CVE-2026-42296
Privilege Escalation in Argo Workflows via Template Bypass
Publication date: 2026-05-09
Last updated on: 2026-05-09
Assigner: GitHub, Inc.
Description
Description
CVSS Scores
EPSS Scores
| Probability: | |
| Percentile: |
Meta Information
Affected Vendors & Products
| Vendor | Product | Version / Range |
|---|---|---|
| argoproj | argo_workflows | to 4.0.5 (exc) |
| argoproj | argo_workflows | 3.7.14 |
| argoproj | argo_workflows | 4.0.5 |
Helpful Resources
Exploitability
| CWE ID | Description |
|---|---|
| CWE-863 | The product performs an authorization check when an actor attempts to access a resource or perform an action, but it does not correctly perform the check. |
Attack-Flow Graph
AI Powered Q&A
Can you explain this vulnerability to me?
CVE-2026-42296 is a security vulnerability in Argo Workflows, an open source container-native workflow engine for Kubernetes. It allows a user with create Workflow permission to bypass security restrictions set by the templateReferencing feature in Strict or Secure mode.
Specifically, the vulnerability lets an attacker override pod security settings such as host network access, service account switching, pod security context, tolerations for scheduling on control-plane nodes, and service account token mounting by injecting fields like podSpecPatch or other WorkflowSpec fields. These overrides bypass the intended security enforcement of the referenced WorkflowTemplate.
The root cause is that the Strict mode only checked for the presence of workflowTemplateRef but did not inspect or restrict other fields that could override security settings. This flaw allows unauthorized privilege escalation within the Kubernetes cluster.
How can this vulnerability impact me? :
This vulnerability can lead to unauthorized privilege escalation within a Kubernetes cluster running Argo Workflows.
- An attacker with create Workflow permission can gain host network access, which may expose sensitive network resources.
- They can switch service accounts, potentially gaining higher privileges or access to restricted resources.
- They can override pod security contexts and add tolerations to schedule pods on control-plane nodes, increasing the risk of compromising critical cluster components.
- They can enable service account token mounting, which could allow access to Kubernetes API credentials.
The practical impact depends on the Kubernetes-level controls in place. Clusters relying solely on Argo's Strict mode are fully exposed, while those with additional controls like PodSecurity admission or OPA/Gatekeeper may block some attack vectors.

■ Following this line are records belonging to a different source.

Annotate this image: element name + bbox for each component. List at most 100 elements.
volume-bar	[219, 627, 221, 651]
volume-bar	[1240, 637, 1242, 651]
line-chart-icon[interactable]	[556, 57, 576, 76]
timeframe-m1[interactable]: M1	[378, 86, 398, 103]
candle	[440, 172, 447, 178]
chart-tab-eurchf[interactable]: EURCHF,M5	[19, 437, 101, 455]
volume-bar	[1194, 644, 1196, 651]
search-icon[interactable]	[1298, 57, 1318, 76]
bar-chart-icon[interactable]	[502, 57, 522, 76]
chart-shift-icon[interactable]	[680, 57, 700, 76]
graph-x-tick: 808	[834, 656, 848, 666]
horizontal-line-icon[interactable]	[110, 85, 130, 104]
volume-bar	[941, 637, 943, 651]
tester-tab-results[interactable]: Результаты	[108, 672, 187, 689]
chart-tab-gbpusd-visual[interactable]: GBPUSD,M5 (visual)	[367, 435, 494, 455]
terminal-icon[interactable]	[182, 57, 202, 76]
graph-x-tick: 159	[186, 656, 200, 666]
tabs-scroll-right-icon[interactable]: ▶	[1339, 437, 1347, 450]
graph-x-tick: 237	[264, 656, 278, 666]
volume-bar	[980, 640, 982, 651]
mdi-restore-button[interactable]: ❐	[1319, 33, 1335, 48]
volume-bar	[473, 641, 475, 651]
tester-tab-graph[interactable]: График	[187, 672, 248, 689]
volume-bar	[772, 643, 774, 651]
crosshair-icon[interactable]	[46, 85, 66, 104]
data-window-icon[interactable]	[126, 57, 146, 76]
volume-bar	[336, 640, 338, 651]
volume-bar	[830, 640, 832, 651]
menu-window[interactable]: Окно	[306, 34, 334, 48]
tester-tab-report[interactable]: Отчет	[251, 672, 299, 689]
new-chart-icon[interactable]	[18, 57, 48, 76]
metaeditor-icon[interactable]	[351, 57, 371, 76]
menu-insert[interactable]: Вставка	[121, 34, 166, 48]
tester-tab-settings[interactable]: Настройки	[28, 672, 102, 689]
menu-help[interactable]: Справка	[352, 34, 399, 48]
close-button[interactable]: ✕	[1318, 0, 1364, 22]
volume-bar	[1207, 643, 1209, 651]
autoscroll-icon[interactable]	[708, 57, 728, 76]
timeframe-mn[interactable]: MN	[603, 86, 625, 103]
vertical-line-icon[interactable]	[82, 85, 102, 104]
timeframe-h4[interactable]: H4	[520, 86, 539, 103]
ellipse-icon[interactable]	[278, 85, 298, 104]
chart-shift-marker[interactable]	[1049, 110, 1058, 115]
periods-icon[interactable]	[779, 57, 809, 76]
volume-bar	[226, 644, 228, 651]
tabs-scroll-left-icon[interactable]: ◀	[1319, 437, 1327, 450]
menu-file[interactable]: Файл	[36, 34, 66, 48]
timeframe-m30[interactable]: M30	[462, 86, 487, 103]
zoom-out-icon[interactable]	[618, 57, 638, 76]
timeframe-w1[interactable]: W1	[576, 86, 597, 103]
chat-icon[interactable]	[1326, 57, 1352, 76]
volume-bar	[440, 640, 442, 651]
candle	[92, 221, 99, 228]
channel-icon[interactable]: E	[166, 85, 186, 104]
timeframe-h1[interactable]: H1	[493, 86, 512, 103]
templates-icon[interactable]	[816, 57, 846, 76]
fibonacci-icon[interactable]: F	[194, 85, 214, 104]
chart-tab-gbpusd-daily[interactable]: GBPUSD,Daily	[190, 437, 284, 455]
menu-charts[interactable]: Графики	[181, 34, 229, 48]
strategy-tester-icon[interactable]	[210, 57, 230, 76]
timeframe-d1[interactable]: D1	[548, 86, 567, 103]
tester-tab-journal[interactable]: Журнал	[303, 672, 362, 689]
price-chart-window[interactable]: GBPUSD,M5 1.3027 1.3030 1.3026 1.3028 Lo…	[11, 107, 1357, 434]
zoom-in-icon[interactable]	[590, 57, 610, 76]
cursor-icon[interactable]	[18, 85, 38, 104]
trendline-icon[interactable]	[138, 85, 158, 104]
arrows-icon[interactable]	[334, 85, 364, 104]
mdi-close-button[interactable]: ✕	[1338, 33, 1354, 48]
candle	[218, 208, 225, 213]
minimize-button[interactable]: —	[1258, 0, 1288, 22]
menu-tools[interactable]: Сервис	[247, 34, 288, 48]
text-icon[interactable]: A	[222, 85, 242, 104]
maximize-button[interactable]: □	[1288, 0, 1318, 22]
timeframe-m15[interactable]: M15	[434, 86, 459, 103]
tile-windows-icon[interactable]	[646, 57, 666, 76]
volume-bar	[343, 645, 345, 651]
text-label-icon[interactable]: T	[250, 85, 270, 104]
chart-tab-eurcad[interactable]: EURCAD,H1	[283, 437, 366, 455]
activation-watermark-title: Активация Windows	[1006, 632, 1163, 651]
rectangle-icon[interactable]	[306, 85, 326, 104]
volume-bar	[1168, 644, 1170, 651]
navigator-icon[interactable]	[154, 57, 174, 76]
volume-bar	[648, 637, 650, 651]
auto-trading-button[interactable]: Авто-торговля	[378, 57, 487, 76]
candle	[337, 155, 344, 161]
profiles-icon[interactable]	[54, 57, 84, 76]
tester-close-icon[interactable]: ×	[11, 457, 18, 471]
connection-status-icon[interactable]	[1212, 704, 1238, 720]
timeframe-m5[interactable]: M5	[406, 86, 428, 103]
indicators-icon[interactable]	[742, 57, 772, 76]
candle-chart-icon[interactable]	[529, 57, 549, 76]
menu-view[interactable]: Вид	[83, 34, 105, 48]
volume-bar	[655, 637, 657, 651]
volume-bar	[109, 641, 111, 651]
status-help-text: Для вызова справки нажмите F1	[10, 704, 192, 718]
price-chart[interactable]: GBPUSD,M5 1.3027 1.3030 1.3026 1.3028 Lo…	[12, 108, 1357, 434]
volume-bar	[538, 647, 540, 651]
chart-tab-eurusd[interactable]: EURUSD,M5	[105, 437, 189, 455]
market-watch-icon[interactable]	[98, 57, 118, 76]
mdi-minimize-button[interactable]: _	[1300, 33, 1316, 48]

How can this vulnerability be detected on my network or system? Can you suggest some commands?
Detection of this vulnerability involves identifying Argo Workflows that include unauthorized overrides in their Workflow specifications, such as the use of podSpecPatch or fields like hostNetwork, serviceAccountName, or securityContext that bypass template referencing restrictions.
You can inspect workflows submitted to your Argo Workflows instance for suspicious fields that override security settings. For example, querying the Kubernetes API for workflows with these fields set can help detect exploitation attempts.
- Use kubectl to list workflows and check for podSpecPatch or suspicious overrides: kubectl get workflows -o json | jq '.items[] | select(.spec.podSpecPatch != null or .spec.hostNetwork == true or .spec.serviceAccountName != null or .spec.securityContext != null)'
- Audit Argo Workflows logs for creation of workflows by users with create Workflow permission that include these overrides.
Note that detection depends on your logging and monitoring setup, and additional custom scripts or tools may be required to automate this process.
What immediate steps should I take to mitigate this vulnerability?
The primary mitigation is to upgrade Argo Workflows to version 3.7.14 or 4.0.5 or later, where this vulnerability has been patched.
If immediate upgrade is not possible, consider the following steps:
- Restrict users' create Workflow permissions to trusted users only.
- Implement Kubernetes-level controls such as PodSecurity admission controllers or OPA/Gatekeeper policies to block unsafe pod specifications like hostNetwork usage or service account overrides.
- Avoid relying solely on Argo Workflows' templateReferencing: Strict mode as the primary enforcement layer.
These steps reduce the risk of exploitation until the patched versions can be deployed.
How does this vulnerability affect compliance with common standards and regulations (like GDPR, HIPAA)?:
The vulnerability in Argo Workflows allows users with create Workflow permission to bypass security restrictions and gain unauthorized access to host network, service accounts, and elevated privileges. This can lead to unauthorized access or modification of sensitive data or system components.
Clusters relying solely on Argo's Strict mode for enforcement are fully exposed, which could result in non-compliance with security requirements mandated by standards like GDPR or HIPAA that require strict access controls and protection of sensitive data.
However, clusters that implement additional Kubernetes-level controls such as PodSecurity admission or OPA/Gatekeeper may mitigate some of these risks, potentially reducing the impact on compliance.